1. In soap bubbles we float. Or in iron cadges. Or Armani Suits. Do you remember what dirt smells like? So yea we can soar through the clouds and the moon’s placenta and the Ocean’s guts and all that—but we can’t smell the clouds or taste the moon or drink the ocean’s core. When we step on the 4 30 flight we trust only our eyes—trust eyes over hearts or feet or guts. When we do not smoke and keep our seats in a full upright position we observe a ritual as old as the sun—we pray to the turbines and they bless us with travel. Because the deep in us knows that to sit in a chair and sip ginger ale and watch a poorly-constructed chick-flick on a four-inch screen is not to punch through the air and outrun the sun’s own light.
2. He is cold and uncomfortable and turns the dial: red and blue travel towards each other’s poles, growing nearer and thinner, to accommodate opposition until both fade to nothing. He sighs in warmth and he fears only the serpent that whispers “You are tired—you have come far—you shall sleep.” He only fears the snake draped across his eyes and over his hands, pressing harder than deep sea pressure. And the warmth that falls out the vents mingles with, strengthens, its hissing whispers.

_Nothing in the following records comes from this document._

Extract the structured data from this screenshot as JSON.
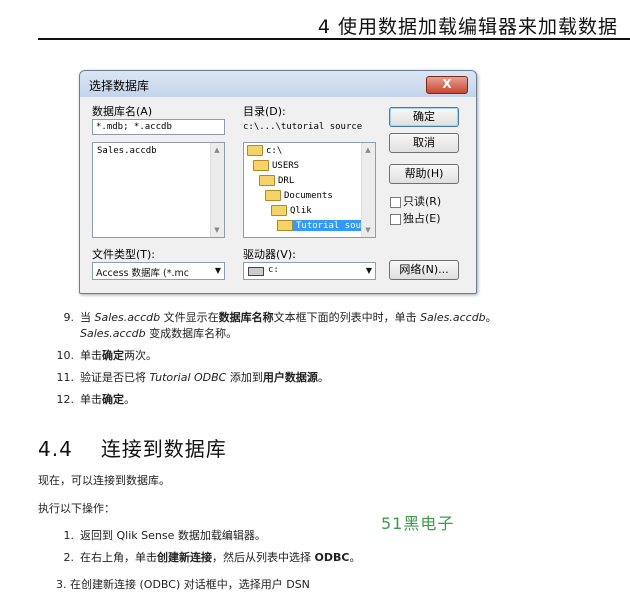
{
  "header": {
    "chapter_title": "4 使用数据加载编辑器来加载数据"
  },
  "dialog": {
    "title": "选择数据库",
    "close_label": "X",
    "db_name_label": "数据库名(A)",
    "db_name_value": "*.mdb; *.accdb",
    "db_list": [
      "Sales.accdb"
    ],
    "dir_label": "目录(D):",
    "dir_path": "c:\\...\\tutorial source",
    "dir_tree": [
      "c:\\",
      "USERS",
      "DRL",
      "Documents",
      "Qlik",
      "Tutorial sou"
    ],
    "ok_label": "确定",
    "cancel_label": "取消",
    "help_label": "帮助(H)",
    "readonly_label": "只读(R)",
    "exclusive_label": "独占(E)",
    "filetype_label": "文件类型(T):",
    "filetype_value": "Access 数据库 (*.mc",
    "drive_label": "驱动器(V):",
    "drive_value": "c:",
    "network_label": "网络(N)..."
  },
  "steps": [
    {
      "num": "9.",
      "text_a": "当 ",
      "i1": "Sales.accdb",
      "text_b": " 文件显示在",
      "b1": "数据库名称",
      "text_c": "文本框下面的列表中时，单击 ",
      "i2": "Sales.accdb",
      "text_d": "。",
      "i3": "Sales.accdb",
      "text_e": " 变成数据库名称。"
    },
    {
      "num": "10.",
      "text_a": "单击",
      "b1": "确定",
      "text_b": "两次。"
    },
    {
      "num": "11.",
      "text_a": "验证是否已将 ",
      "i1": "Tutorial ODBC",
      "text_b": " 添加到",
      "b1": "用户数据源",
      "text_c": "。"
    },
    {
      "num": "12.",
      "text_a": "单击",
      "b1": "确定",
      "text_b": "。"
    }
  ],
  "section": {
    "number": "4.4",
    "title": "连接到数据库"
  },
  "paragraphs": {
    "p1": "现在，可以连接到数据库。",
    "p2": "执行以下操作："
  },
  "steps2": [
    {
      "num": "1.",
      "text_a": "返回到 Qlik Sense 数据加载编辑器。"
    },
    {
      "num": "2.",
      "text_a": "在右上角，单击",
      "b1": "创建新连接",
      "text_b": "，然后从列表中选择 ",
      "b2": "ODBC",
      "text_c": "。"
    }
  ],
  "cut_line": "3.  在创建新连接 (ODBC) 对话框中，选择用户 DSN",
  "watermark": "51黑电子"
}
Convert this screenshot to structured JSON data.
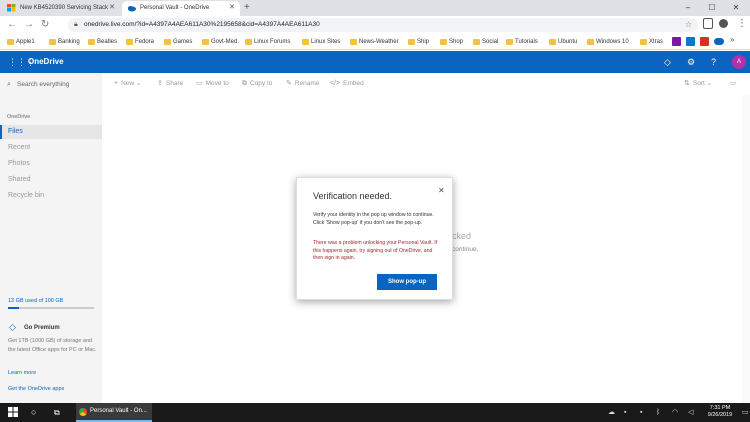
{
  "browser": {
    "tabs": [
      {
        "title": "New KB4520390 Servicing Stack"
      },
      {
        "title": "Personal Vault - OneDrive"
      }
    ],
    "new_tab": "+",
    "window_controls": {
      "minimize": "–",
      "maximize": "☐",
      "close": "✕"
    },
    "url": "onedrive.live.com/?id=A4397A4AEA611A30%2195658&cid=A4397A4AEA611A30",
    "bookmarks": [
      "Apple1",
      "Banking",
      "Beatles",
      "Fedora",
      "Games",
      "Govt-Med.",
      "Linux Forums",
      "Linux Sites",
      "News-Weather",
      "Ship",
      "Shop",
      "Social",
      "Tutorials",
      "Ubuntu",
      "Windows 10",
      "Xtras"
    ]
  },
  "header": {
    "app_title": "OneDrive",
    "avatar_initial": "A"
  },
  "sidebar": {
    "search_placeholder": "Search everything",
    "section_label": "OneDrive",
    "items": [
      {
        "label": "Files"
      },
      {
        "label": "Recent"
      },
      {
        "label": "Photos"
      },
      {
        "label": "Shared"
      },
      {
        "label": "Recycle bin"
      }
    ],
    "storage_text": "13 GB used of 100 GB",
    "storage_fraction": 0.13,
    "premium_title": "Go Premium",
    "premium_desc": "Get 1TB (1000 GB) of storage and the latest Office apps for PC or Mac.",
    "learn_more": "Learn more",
    "get_apps": "Get the OneDrive apps"
  },
  "commandbar": {
    "new": "New",
    "share": "Share",
    "move_to": "Move to",
    "copy_to": "Copy to",
    "rename": "Rename",
    "embed": "Embed",
    "sort": "Sort"
  },
  "background": {
    "line1": "cked",
    "line2": "continue."
  },
  "dialog": {
    "title": "Verification needed.",
    "close": "✕",
    "message": "Verify your identity in the pop up window to continue. Click 'Show pop-up' if you don't see the pop-up.",
    "error": "There was a problem unlocking your Personal Vault. If this happens again, try signing out of OneDrive, and then sign in again.",
    "button": "Show pop-up"
  },
  "taskbar": {
    "chrome_label": "Personal Vault - On...",
    "time": "7:31 PM",
    "date": "9/26/2019"
  },
  "colors": {
    "brand": "#0a64c0",
    "error": "#a4262c",
    "avatar": "#b52fa8"
  }
}
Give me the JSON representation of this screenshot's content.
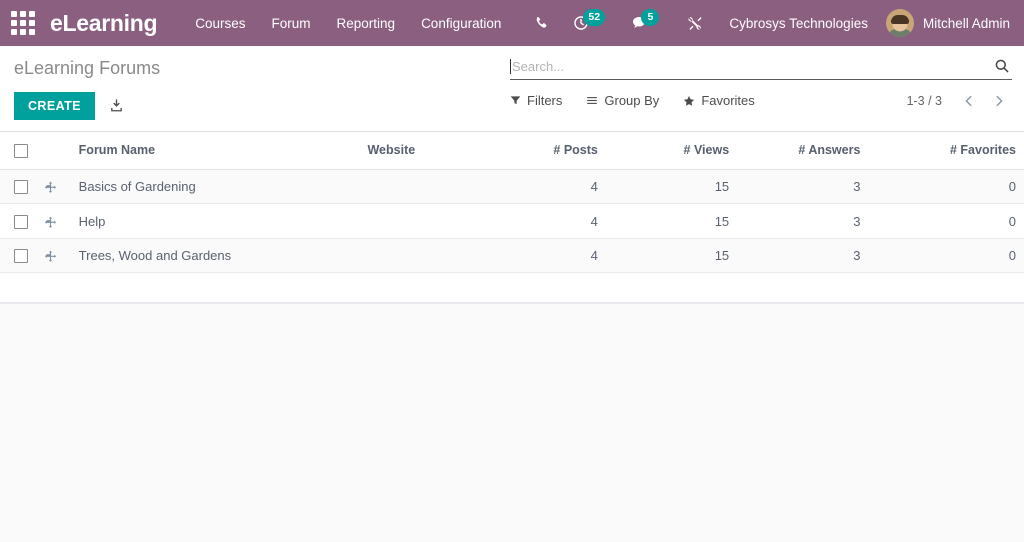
{
  "theme": {
    "navbar_bg": "#8A5F7F",
    "accent": "#00A09D",
    "badge_bg": "#00A09D",
    "text_muted": "#8a8a8a"
  },
  "navbar": {
    "apps_icon": "apps-grid-icon",
    "brand": "eLearning",
    "menu": [
      {
        "label": "Courses"
      },
      {
        "label": "Forum"
      },
      {
        "label": "Reporting"
      },
      {
        "label": "Configuration"
      }
    ],
    "systray": {
      "phone_icon": "phone-icon",
      "activities_icon": "clock-activities-icon",
      "activities_count": "52",
      "messages_icon": "messages-icon",
      "messages_count": "5",
      "debug_icon": "debug-tools-icon"
    },
    "company": "Cybrosys Technologies",
    "user": {
      "name": "Mitchell Admin",
      "avatar_icon": "user-avatar"
    }
  },
  "control_panel": {
    "breadcrumb": "eLearning Forums",
    "create_label": "CREATE",
    "import_icon": "import-icon",
    "search": {
      "placeholder": "Search...",
      "value": "",
      "search_icon": "search-icon"
    },
    "filters": [
      {
        "label": "Filters",
        "icon": "filter-icon"
      },
      {
        "label": "Group By",
        "icon": "group-by-icon"
      },
      {
        "label": "Favorites",
        "icon": "star-icon"
      }
    ],
    "pager": {
      "range": "1-3 / 3",
      "prev_icon": "chevron-left-icon",
      "next_icon": "chevron-right-icon"
    }
  },
  "list": {
    "columns": [
      {
        "label": "Forum Name",
        "align": "left"
      },
      {
        "label": "Website",
        "align": "left"
      },
      {
        "label": "# Posts",
        "align": "right"
      },
      {
        "label": "# Views",
        "align": "right"
      },
      {
        "label": "# Answers",
        "align": "right"
      },
      {
        "label": "# Favorites",
        "align": "right"
      }
    ],
    "rows": [
      {
        "forum_name": "Basics of Gardening",
        "website": "",
        "posts": "4",
        "views": "15",
        "answers": "3",
        "favorites": "0"
      },
      {
        "forum_name": "Help",
        "website": "",
        "posts": "4",
        "views": "15",
        "answers": "3",
        "favorites": "0"
      },
      {
        "forum_name": "Trees, Wood and Gardens",
        "website": "",
        "posts": "4",
        "views": "15",
        "answers": "3",
        "favorites": "0"
      }
    ]
  }
}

But to ignore the serpent he has his tricks: he keeps his bladder full and painful—its pressing on his gut reminds him of his body, keeps him grounded; he manipulates a piece of aluminum and foam cones in his doors bend the air and boom and whistle and crash and hum and he thinks they sing to him, talk to him; he lifts and pounds his left leg into the carpeted floor—he sings out loud songs of his youth. So for comfort he is warm. For warmth he should sleep. Against sleep he contracts his pubic muscles and listens and pounds and sings. Against sleep he fights. Against his steering-wheel he dies. He dies for comfort.